Cabinet Secretary Keith Brown is now facing a backlash from fellow MSPs after he was unable to say when the potentially life-saving work would be carried out – but suggested it might not be before 2026.
The SNP administration announced to great fanfare in January plans to build a flyover at the notorious junction after a ten year campaign by local residents.
At the time, then Transport Minister Derek Mackay said the upgrade would be delivered “as soon as possible”.
But Mr Brown has now admitted he does not know when the £24million work will be done and suggested it could take up to a decade.
Tory MSP Alex Johnstone branded the apparent timescale unbelievable, while Liberal Democrat MSP Mike Rumbles blasted the revelation as “broken promise”.
Mr Brown, who serves in the Economy portfolio, told parliament his government had shown “strong support” for the region.
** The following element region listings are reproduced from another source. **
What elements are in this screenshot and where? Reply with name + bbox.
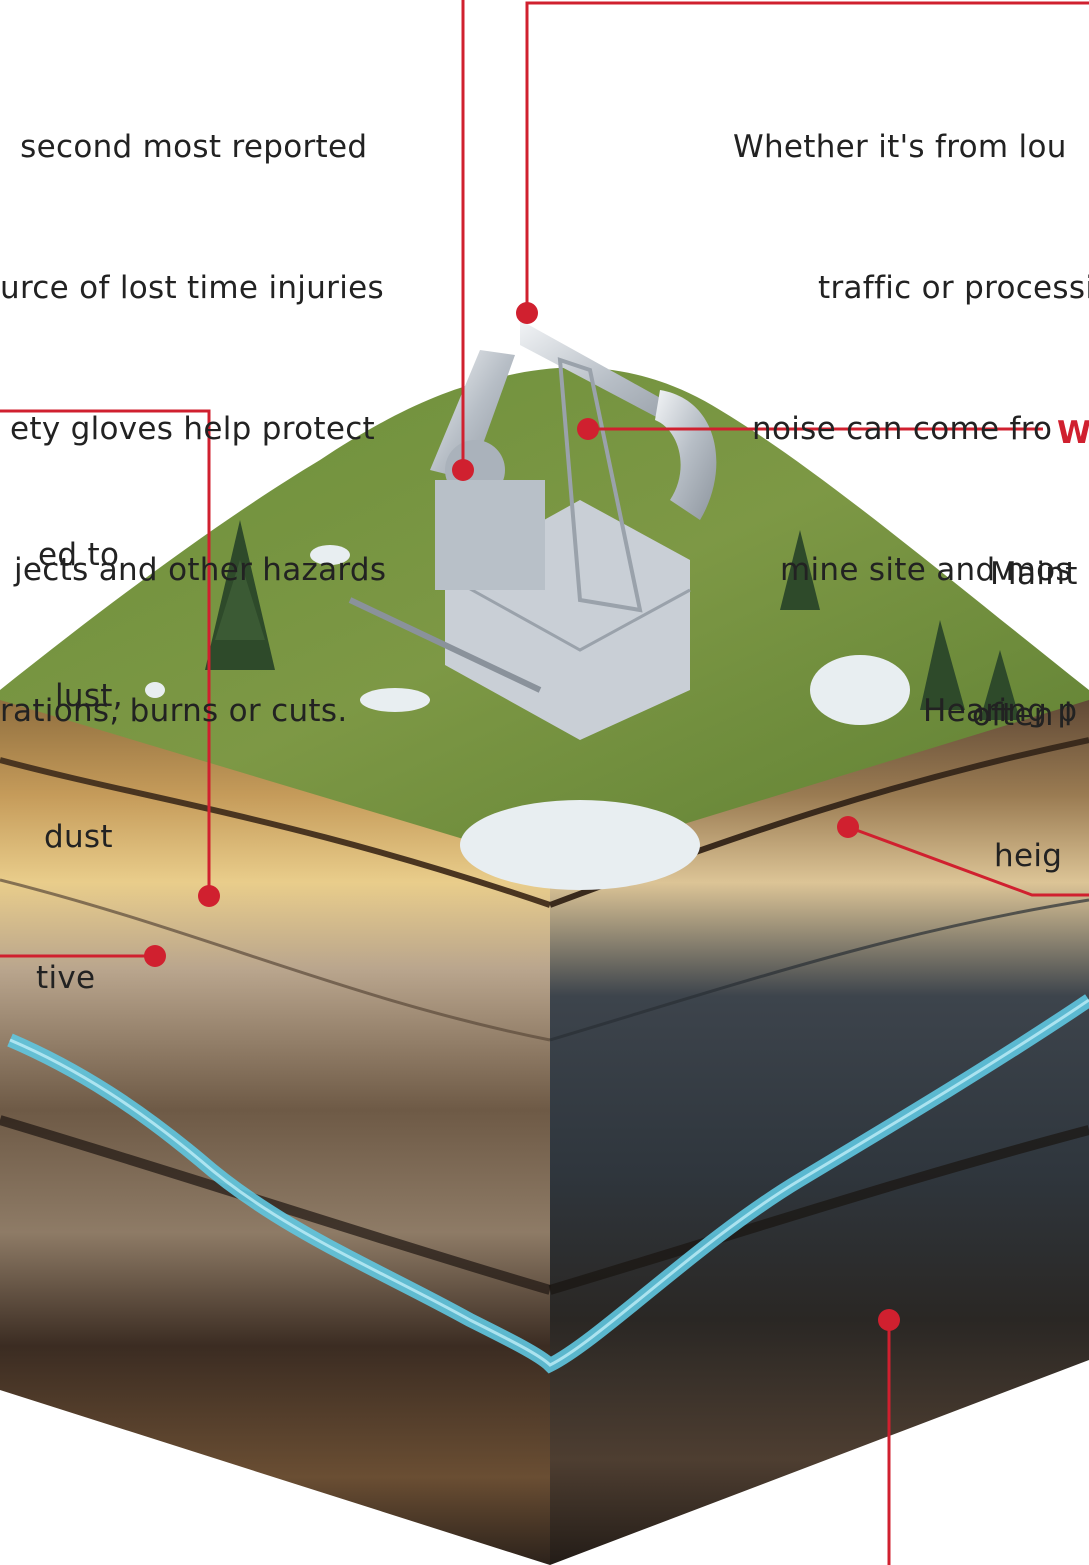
hearing-callout-line-2: traffic or processi: [818, 270, 1089, 306]
heights-callout-text: Maint often l heig: [972, 457, 1078, 927]
soil-cube-left-face: [0, 690, 550, 1565]
gloves-callout-line-2: urce of lost time injuries: [0, 270, 384, 306]
gloves-callout-dot: [452, 459, 474, 481]
dust-callout-line: [0, 409, 211, 896]
soil-cube-right-face: [550, 690, 1089, 1565]
dust-callout-line-3: dust: [44, 819, 113, 855]
gloves-callout-text: second most reported urce of lost time i…: [0, 30, 386, 782]
hearing-callout-line-3: noise can come fro: [752, 411, 1053, 447]
pine-trees: [205, 520, 1020, 720]
heights-callout-heading: W: [1057, 415, 1089, 451]
hearing-callout-line: [525, 1, 1089, 313]
gloves-callout-line-5: rations, burns or cuts.: [0, 693, 348, 729]
hearing-callout-line-1: Whether it's from lou: [733, 129, 1067, 165]
rock-callout-line: [847, 825, 1089, 897]
heights-callout-line-1: Maint: [990, 556, 1078, 592]
hearing-callout-line-4: mine site and mos: [780, 552, 1072, 588]
dust-callout-line-2: lust,: [55, 678, 123, 714]
snow-patches: [145, 545, 910, 890]
dust-callout-line-1: ed to: [38, 537, 120, 573]
gloves-callout-line-4: jects and other hazards: [14, 552, 387, 588]
hearing-callout-text: Whether it's from lou traffic or process…: [733, 30, 1089, 782]
deep-layer-callout-dot: [878, 1309, 900, 1331]
water-callout-dot: [144, 945, 166, 967]
gloves-callout-line-1: second most reported: [10, 129, 368, 165]
gloves-callout-line-3: ety gloves help protect: [10, 411, 376, 447]
heights-callout-line-2: often l: [972, 697, 1073, 733]
dust-callout-dot: [198, 885, 220, 907]
rock-callout-dot: [837, 816, 859, 838]
heights-callout-dot: [577, 418, 599, 440]
dust-callout-line-4: tive: [36, 960, 96, 996]
oil-pump-jack: [348, 320, 717, 740]
hearing-callout-line-5: Hearing p: [923, 693, 1078, 729]
heights-callout-line-3: heig: [994, 838, 1063, 874]
dust-callout-text: ed to lust, dust tive: [0, 438, 123, 1049]
hearing-callout-dot: [516, 302, 538, 324]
But Mr Johnstone said: “People in the Mearns will be outraged to hear that the SNP is now saying it could be another 10 years before the long-awaited Laurencekirk flyover across the A90 is completed.
“This announcement was made five months ago – with the typical fanfare we have become accustomed to – but it now seems that it was premature to say the least.”
Mr Rumbles added: “We’ve waited ten years for the SNP to upgrade the A90 Laurencekirk junction now we’re being told to wait ten more. It’s simply not good enough.”
Locals in Laurencekirk have been calling for action – in the form of a flyover or underpass – on the A90 Aberdeen-Dundee route at its junction with the A937 to Montrose for years.
When asked by SNP member Mairi Evans what the timescale was for the delivery of the flyover, Mr Brown told parliament: “The work will be undertaken over the course of the 10-year city deal period.”
He added that Transport Scotland would “progress the scheme” through “the relevant statutory procedures”, but “the possibility of inquiries means that we (the Scottish Government) cannot be absolutely definitive at this stage”.
Mr Brown also faced criticism from North East MSP Ross Thomson, who criticised a lack of “urgency” in delivering other projects, such as rail improvements to Dundee, which were announced alongside the Aberdeen City Region Deal.